If you’re one of those 11% or 18%, you’ll know neither ailment is comfortable, but they can be manageable. One of the ways you can do this is to take care of the environment around you – including your flooring. Here’s what you need to know.
Nasties In The Floors
With so much wear and tear, it’s no wonder our floors are prone to so many allergy-causing nasties. One of the most common is dust mites, which is one of the leading allergen sources in Australia. Although the dust mites themselves are generally harmless, their droppings are not – and if you are regularly exposed to these, you’ll find your sinuses are not a fan.
Dust itself is also a problem, and if you’re sneezing while cleaning your home, that’s why. Another challenge for allergy sufferers is mould and bacteria, which you’ll usually find in damp and dark spaces, such as under your bathroom tiles or timber flooring that isn’t sealed properly. If you have a pet inside, their fur and dander could be causing your sinuses to block, or it may be the pollen from your garden flowers.
Whatever the cause of your allergy, having the right flooring can make a huge difference in your symptoms.
Whether you opt for ceramic, porcelain or hybrid tiles, they have a hard surface which means they can’t be penetrated by dust mites, pet hair or pollen. They’re also water resistant, so they can keep mould and mildew away. With tiles, you just need to be careful around the edges, and if the textures or grout are deep as allergens can still get caught here. To prevent allergens from building up or mould from growing, you should get your tiles resealed every one or two years.
Although it’s commonly stated that carpet is bad for allergy sufferers, there’s no scientific proof of this. In contrast, in 2005, a study was completed by the German Allergy and Asthma Society and found that wall to wall carpet in a home actually reduced the amount of dust in the air by around 50% compared to hard floors. And in fact, provided you use a natural carpet, it can actually be better for you. Wool carpet, in particular, is resistant to mould and mildew, two of the main causes of allergy symptoms in the home. And if properly maintained, your carpet will trap dust particles, which stops you from breathing them in.
Wood flooring has long been the flooring of choice to keep a home allergy free. Timber or any other type of hardwood flooring is best as it doesn’t trap dirt or dust, and you can keep it clean through regular mopping and sweeping. With wood floors, you just need to keep an eye on any moisture that might get into the floorboards as this could result in mould growth.
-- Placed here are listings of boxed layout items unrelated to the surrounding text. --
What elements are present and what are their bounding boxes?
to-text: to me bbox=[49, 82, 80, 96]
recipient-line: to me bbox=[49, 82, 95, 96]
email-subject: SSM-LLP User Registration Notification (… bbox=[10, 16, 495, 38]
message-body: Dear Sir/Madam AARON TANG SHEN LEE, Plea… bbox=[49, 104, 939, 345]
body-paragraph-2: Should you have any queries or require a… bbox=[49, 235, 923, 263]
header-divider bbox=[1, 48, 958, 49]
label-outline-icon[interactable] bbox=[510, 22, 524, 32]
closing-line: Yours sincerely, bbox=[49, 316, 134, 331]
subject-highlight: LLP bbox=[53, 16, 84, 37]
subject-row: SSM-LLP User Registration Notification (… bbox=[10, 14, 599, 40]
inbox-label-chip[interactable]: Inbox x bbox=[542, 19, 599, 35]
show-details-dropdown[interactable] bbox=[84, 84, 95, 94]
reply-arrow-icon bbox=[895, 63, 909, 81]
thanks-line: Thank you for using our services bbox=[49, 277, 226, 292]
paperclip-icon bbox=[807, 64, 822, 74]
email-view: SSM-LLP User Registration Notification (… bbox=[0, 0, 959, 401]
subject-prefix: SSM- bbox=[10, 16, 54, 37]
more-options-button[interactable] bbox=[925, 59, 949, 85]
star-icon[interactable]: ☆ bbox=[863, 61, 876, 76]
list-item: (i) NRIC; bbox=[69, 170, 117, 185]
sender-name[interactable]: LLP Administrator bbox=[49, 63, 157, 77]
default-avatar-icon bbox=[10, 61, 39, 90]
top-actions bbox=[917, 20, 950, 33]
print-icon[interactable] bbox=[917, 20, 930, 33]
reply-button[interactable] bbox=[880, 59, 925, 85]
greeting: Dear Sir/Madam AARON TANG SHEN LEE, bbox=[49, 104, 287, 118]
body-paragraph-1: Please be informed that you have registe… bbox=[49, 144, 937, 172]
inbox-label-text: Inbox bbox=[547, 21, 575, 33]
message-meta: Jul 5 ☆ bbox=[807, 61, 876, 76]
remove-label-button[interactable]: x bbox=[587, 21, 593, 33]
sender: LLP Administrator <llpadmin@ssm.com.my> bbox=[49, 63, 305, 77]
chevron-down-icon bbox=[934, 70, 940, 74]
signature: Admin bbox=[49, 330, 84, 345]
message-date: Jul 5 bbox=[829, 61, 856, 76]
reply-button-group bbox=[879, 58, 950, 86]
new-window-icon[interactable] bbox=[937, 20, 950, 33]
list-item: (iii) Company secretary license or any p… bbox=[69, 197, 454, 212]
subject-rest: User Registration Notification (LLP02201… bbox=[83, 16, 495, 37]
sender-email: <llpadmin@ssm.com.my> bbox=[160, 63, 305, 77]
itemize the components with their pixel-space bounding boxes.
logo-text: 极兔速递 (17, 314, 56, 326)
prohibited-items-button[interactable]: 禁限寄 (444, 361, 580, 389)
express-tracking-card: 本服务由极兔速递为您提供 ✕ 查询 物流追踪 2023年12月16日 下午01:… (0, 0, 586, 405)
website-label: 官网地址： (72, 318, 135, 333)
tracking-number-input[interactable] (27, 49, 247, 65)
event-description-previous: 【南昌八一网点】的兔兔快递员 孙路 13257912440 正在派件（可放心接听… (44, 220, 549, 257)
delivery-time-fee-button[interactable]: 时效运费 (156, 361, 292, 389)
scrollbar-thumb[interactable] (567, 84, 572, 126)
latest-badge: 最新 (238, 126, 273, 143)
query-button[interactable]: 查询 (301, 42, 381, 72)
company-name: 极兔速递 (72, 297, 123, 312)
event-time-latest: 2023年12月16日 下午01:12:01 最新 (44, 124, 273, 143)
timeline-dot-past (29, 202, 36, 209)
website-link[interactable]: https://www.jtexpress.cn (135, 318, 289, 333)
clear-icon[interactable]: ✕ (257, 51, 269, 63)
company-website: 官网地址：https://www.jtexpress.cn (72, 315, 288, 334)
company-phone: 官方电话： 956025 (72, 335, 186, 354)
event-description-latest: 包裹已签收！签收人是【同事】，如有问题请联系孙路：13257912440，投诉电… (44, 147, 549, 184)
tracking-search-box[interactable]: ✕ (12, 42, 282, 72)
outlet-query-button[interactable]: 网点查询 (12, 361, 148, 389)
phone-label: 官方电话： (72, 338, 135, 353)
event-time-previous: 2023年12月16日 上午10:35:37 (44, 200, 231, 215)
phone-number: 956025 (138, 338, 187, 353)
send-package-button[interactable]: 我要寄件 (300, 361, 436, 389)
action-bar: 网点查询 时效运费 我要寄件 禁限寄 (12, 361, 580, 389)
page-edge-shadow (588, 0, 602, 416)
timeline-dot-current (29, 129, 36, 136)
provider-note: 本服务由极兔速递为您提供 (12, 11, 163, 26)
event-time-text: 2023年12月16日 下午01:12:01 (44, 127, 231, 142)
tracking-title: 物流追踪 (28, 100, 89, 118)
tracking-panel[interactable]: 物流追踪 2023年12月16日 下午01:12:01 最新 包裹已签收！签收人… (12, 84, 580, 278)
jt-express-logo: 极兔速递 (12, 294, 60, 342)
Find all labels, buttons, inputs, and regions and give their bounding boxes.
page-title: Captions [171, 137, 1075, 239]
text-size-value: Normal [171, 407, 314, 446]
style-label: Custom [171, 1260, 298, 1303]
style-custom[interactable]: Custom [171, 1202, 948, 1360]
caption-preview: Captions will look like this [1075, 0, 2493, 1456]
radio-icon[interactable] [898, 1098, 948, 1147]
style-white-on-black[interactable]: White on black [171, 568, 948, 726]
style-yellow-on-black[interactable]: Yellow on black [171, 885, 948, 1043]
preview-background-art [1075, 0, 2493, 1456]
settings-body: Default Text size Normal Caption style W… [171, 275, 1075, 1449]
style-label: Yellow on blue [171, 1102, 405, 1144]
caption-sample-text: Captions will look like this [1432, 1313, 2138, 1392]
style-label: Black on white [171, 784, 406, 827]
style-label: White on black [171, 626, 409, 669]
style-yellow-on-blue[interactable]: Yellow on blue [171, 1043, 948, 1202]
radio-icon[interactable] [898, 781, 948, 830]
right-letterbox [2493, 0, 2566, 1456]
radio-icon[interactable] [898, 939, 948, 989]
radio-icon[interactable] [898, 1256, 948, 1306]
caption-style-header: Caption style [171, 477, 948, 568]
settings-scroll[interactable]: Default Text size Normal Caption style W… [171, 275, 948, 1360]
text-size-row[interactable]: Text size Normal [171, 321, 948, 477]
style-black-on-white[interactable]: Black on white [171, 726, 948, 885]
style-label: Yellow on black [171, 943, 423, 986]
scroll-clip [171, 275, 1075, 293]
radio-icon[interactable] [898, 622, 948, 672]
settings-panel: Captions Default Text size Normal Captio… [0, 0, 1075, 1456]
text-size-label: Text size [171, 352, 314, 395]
Hybrid flooring combines the best of laminate and vinyl to provide floors that are strong and durable, while at the same time being soft and appealing. You can get these in hybrid timber or hybrid tile designs, giving your floors the look of hardwood or stone, without the effort needed to maintain it. Being so easy to clean, this type of floor is ideal for allergy sufferers.
As with most things in life, when it comes to allergy-friendly flooring, natural is best. Shop around, ask for advice, and do your research to find the right option for your home.